Полк слева удержал, потеряв двести шесть, и исполнил десять пунктов. На его участке стояли две бетонные наблюдательные точки, уцелела глубокая землянка, а к полудню туда подошла сапёрная рота. Средний батальон был лишён всех этих преимуществ.

Полные книжки лежали у обоих. Ни одного человека из этих полков я не учил, ни одного офицера не видел в лицо и ни в один не посылал бумагу или человека.

Книжка не объясняла всей разницы. Но после обстрела правый полк всё-таки сменил людей по часам, а левый перерезал ходы в трёх местах; средний не сделал ни того ни другого. Это были две причины из многих — и две, которые можно было передать на бумаге до боя.
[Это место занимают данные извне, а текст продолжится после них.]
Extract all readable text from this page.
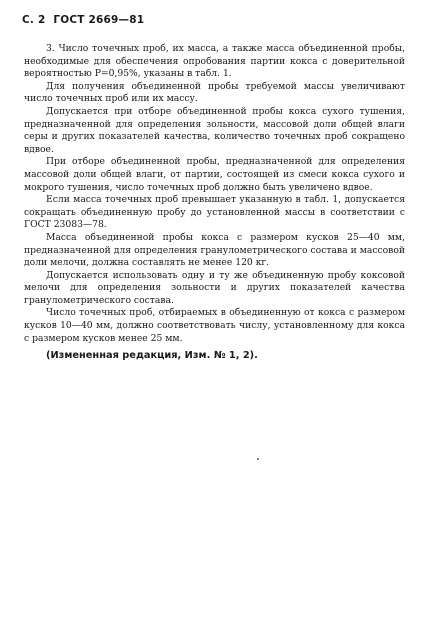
С. 2 ГОСТ 2669—81

3. Число точечных проб, их масса, а также масса объединенной пробы, необходимые для обеспечения опробования партии кокса с доверительной вероятностью P=0,95%, указаны в табл. 1.

Для получения объединенной пробы требуемой массы увеличивают число точечных проб или их массу.

Допускается при отборе объединенной пробы кокса сухого тушения, предназначенной для определения зольности, массовой доли общей влаги серы и других показателей качества, количество точечных проб сокращено вдвое.

При отборе объединенной пробы, предназначенной для определения массовой доли общей влаги, от партии, состоящей из смеси кокса сухого и мокрого тушения, число точечных проб должно быть увеличено вдвое.

Если масса точечных проб превышает указанную в табл. 1, допускается сокращать объединенную пробу до установленной массы в соответствии с ГОСТ 23083—78.

Масса объединенной пробы кокса с размером кусков 25—40 мм, предназначенной для определения гранулометрического состава и массовой доли мелочи, должна составлять не менее 120 кг.

Допускается использовать одну и ту же объединенную пробу коксовой мелочи для определения зольности и других показателей качества гранулометрического состава.

Число точечных проб, отбираемых в объединенную от кокса с размером кусков 10—40 мм, должно соответствовать числу, установленному для кокса с размером кусков менее 25 мм.

(Измененная редакция, Изм. № 1, 2).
Книжка к ним попала: в один — от сапёров, в другой — списанная у соседа в июле.

Я спросил, сколько всего сейчас в дивизии таких книжек.
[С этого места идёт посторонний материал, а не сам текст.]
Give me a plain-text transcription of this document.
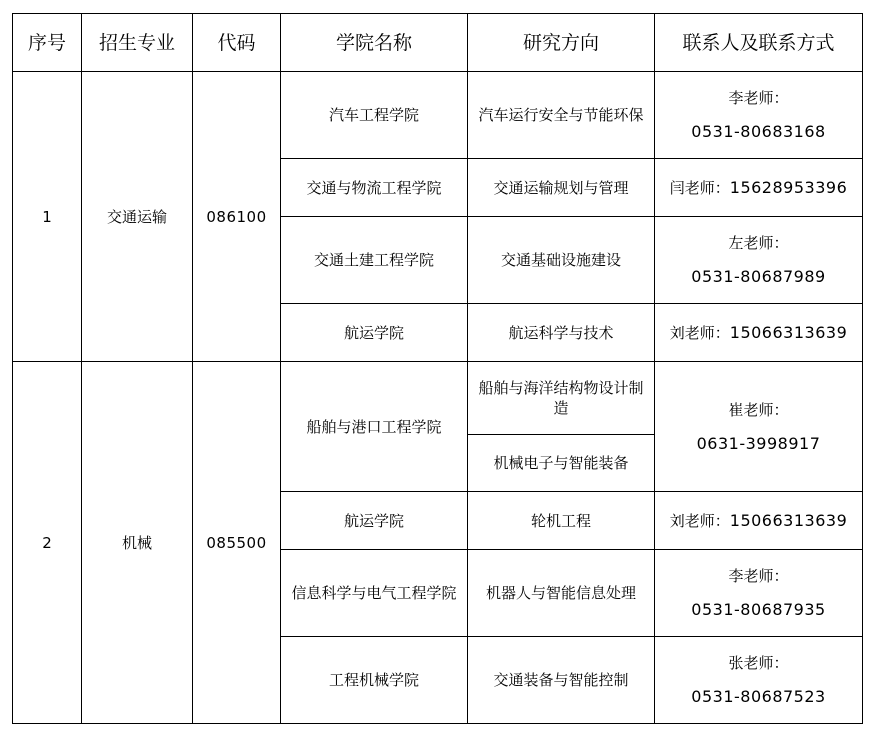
序号	招生专业	代码	学院名称	研究方向	联系人及联系方式
1	交通运输	086100	汽车工程学院	汽车运行安全与节能环保	李老师：
0531-80683168

			交通与物流工程学院	交通运输规划与管理	闫老师：15628953396
			交通土建工程学院	交通基础设施建设	左老师：
0531-80687989

			航运学院	航运科学与技术	刘老师：15066313639
2	机械	085500	船舶与港口工程学院	船舶与海洋结构物设计制造	崔老师：
0631-3998917

				机械电子与智能装备	
			航运学院	轮机工程	刘老师：15066313639
			信息科学与电气工程学院	机器人与智能信息处理	李老师：
0531-80687935

			工程机械学院	交通装备与智能控制	张老师：
0531-80687523
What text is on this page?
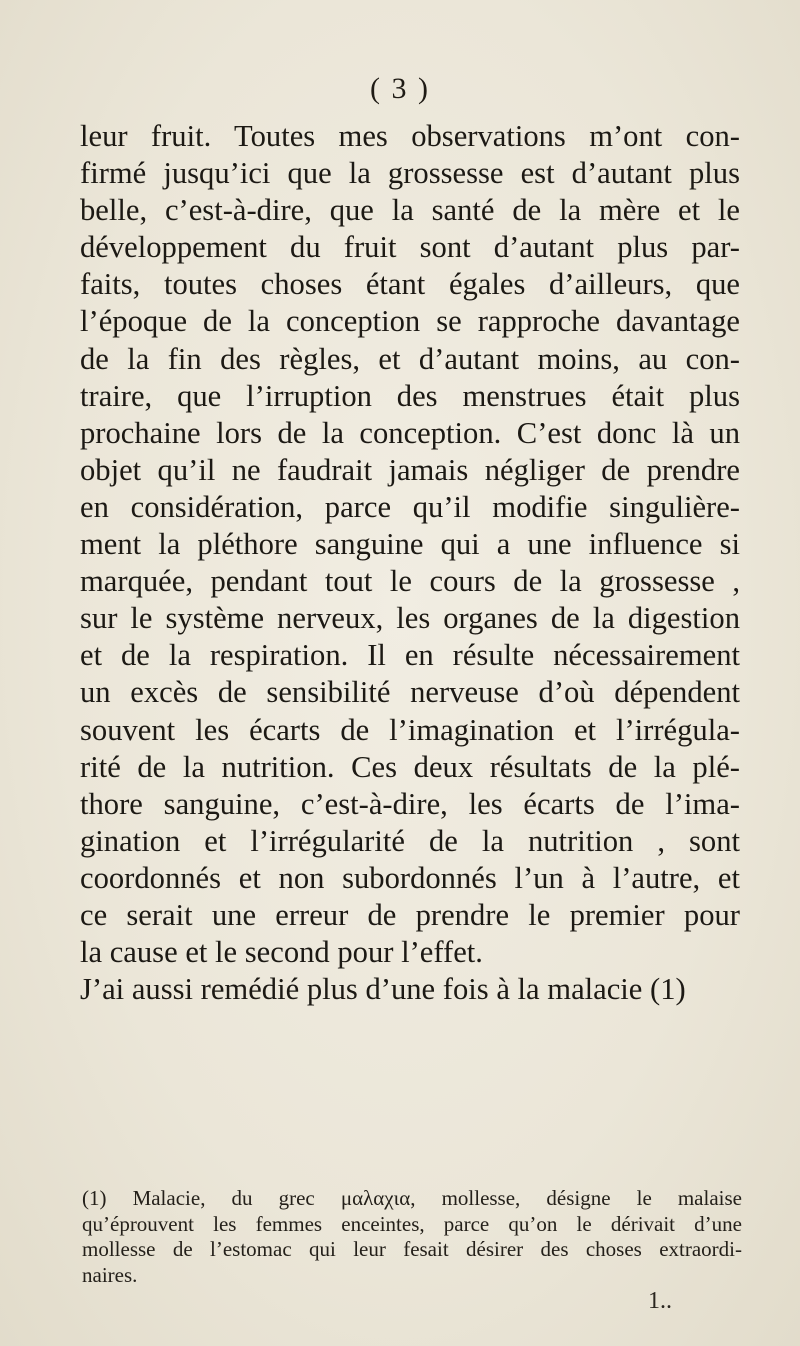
( 3 )
leur fruit. Toutes mes observations m’ont con-
firmé jusqu’ici que la grossesse est d’autant plus
belle, c’est-à-dire, que la santé de la mère et le
développement du fruit sont d’autant plus par-
faits, toutes choses étant égales d’ailleurs, que
l’époque de la conception se rapproche davantage
de la fin des règles, et d’autant moins, au con-
traire, que l’irruption des menstrues était plus
prochaine lors de la conception. C’est donc là un
objet qu’il ne faudrait jamais négliger de prendre
en considération, parce qu’il modifie singulière-
ment la pléthore sanguine qui a une influence si
marquée, pendant tout le cours de la grossesse ,
sur le système nerveux, les organes de la digestion
et de la respiration. Il en résulte nécessairement
un excès de sensibilité nerveuse d’où dépendent
souvent les écarts de l’imagination et l’irrégula-
rité de la nutrition. Ces deux résultats de la plé-
thore sanguine, c’est-à-dire, les écarts de l’ima-
gination et l’irrégularité de la nutrition , sont
coordonnés et non subordonnés l’un à l’autre, et
ce serait une erreur de prendre le premier pour
la cause et le second pour l’effet.
J’ai aussi remédié plus d’une fois à la malacie (1)
(1) Malacie, du grec μαλαχια, mollesse, désigne le malaise
qu’éprouvent les femmes enceintes, parce qu’on le dérivait d’une
mollesse de l’estomac qui leur fesait désirer des choses extraordi-
naires.
1..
Тарабрин ответил, что считал и что вышло девятнадцать, из них полных — семь, а прочие с пропусками.

Он сказал это и, не дожидаясь следующего вопроса, положил передо мной свою тетрадь, ту самую, что вёл с мая и в которой у него всё разложено не по дням, а по вопросам.

За те дни, что меня не было, он вёл счёт не только за нашу команду.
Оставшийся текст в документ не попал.